Main Street banks break away from Wall Street with their own SuperPAC
Of all interest groups trying to influence the 2012 election, you’d think the banking industry would need the least extra help. The financial sector, together with real-estate and insurance, has already donated over $207 million to candidates this election cycle--more than any other single industry. But the donations have predominantly come from the richest and most prominent players on Wall Street, with Goldman Sachs and Bain Capital topping the list. 
(SOURCE: AP)
Now a group of Main Street banks has launched its own SuperPAC to push for the concerns of “traditional banks” each election cycle, as American Banker first reported.
Like most banking groups, Friends of Traditional Banking aims to fight the “massive new regulations” in Dodd-Frank. But the rationale is that the group represents “traditional banks” that weren’t responsible for bringing down the economy during the financial crisis, unlike their Wall Street counterparts that moved beyond customer-centered commercial banking to gamble with complex financial instruments.

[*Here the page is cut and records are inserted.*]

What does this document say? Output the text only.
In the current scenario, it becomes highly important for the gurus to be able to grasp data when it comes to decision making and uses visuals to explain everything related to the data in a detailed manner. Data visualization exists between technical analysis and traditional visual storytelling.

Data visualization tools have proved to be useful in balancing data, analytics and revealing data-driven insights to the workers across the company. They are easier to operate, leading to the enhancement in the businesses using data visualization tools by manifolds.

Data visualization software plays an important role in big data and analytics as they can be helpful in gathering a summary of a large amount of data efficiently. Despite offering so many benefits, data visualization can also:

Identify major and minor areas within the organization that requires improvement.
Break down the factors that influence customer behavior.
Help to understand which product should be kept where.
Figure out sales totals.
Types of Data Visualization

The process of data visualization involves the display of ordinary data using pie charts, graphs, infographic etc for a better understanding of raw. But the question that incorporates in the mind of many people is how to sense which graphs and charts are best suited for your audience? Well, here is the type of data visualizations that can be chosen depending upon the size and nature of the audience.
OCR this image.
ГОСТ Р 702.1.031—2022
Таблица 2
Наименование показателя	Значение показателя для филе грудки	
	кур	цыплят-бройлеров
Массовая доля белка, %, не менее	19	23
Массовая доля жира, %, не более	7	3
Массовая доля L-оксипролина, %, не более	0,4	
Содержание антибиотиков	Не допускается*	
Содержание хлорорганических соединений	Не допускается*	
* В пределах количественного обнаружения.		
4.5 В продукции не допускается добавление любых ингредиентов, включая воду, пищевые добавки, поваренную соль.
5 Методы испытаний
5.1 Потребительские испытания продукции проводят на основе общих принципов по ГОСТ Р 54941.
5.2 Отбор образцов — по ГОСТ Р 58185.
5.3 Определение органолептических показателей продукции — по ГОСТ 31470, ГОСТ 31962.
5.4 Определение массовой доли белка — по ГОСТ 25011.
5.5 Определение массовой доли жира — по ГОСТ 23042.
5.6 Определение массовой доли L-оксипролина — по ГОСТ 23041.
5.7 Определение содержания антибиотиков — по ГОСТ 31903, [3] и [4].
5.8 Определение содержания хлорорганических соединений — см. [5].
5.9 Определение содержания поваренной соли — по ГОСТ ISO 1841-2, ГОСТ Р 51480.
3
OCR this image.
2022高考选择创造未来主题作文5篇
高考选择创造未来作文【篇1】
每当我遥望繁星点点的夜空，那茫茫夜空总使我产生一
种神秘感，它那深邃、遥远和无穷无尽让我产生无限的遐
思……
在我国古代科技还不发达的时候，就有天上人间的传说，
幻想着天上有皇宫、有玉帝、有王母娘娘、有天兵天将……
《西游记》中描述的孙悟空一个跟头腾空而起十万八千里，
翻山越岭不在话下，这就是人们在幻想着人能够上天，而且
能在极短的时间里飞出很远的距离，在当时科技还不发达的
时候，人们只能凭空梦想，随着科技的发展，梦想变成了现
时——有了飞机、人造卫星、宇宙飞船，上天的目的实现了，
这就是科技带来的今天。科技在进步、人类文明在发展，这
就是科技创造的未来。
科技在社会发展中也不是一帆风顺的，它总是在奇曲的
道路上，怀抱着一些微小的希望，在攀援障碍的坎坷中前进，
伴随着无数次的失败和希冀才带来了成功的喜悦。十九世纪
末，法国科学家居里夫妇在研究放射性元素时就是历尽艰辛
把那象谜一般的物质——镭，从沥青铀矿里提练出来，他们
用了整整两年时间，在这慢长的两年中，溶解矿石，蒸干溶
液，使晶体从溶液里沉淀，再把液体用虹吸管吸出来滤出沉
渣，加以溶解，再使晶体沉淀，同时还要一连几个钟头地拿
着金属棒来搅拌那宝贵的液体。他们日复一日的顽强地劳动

“Everyone knows that traditional banks didn’t cause the economic crisis, but that didn’t stop Congress from heaping massive new regulations on them and their customers,” the SuperPAC says in its mission statement, describing traditional bankers as “the ones who go to work every day to serve their communities.”
Friends of Traditional Banking is being advised by a coalition of state banking associations, which primarily represent state, local, and community banks. The group’s ambitions remain modest: It plans to focus on just two congressional races each election cycle. It also plans on relying upon small donations — from $150 to $500 — unlike many of the prominent SuperPACs that have emerged so far, which have been bankrolled by a few very wealthy individuals.
In fact, there has been growing support for smaller banks and other financial institutions as a populist tide has turned against the big Wall Street titans. But it may be harder to convince the broader public that Washington isn’t sympathetic enough to banks, whether they’re on Wall Street or Main Street. So the claim from one of the group’s advisors--the president of the Oklahoma Bankers Association--that “Congress isn’t afraid of bankers” may be a tough sell.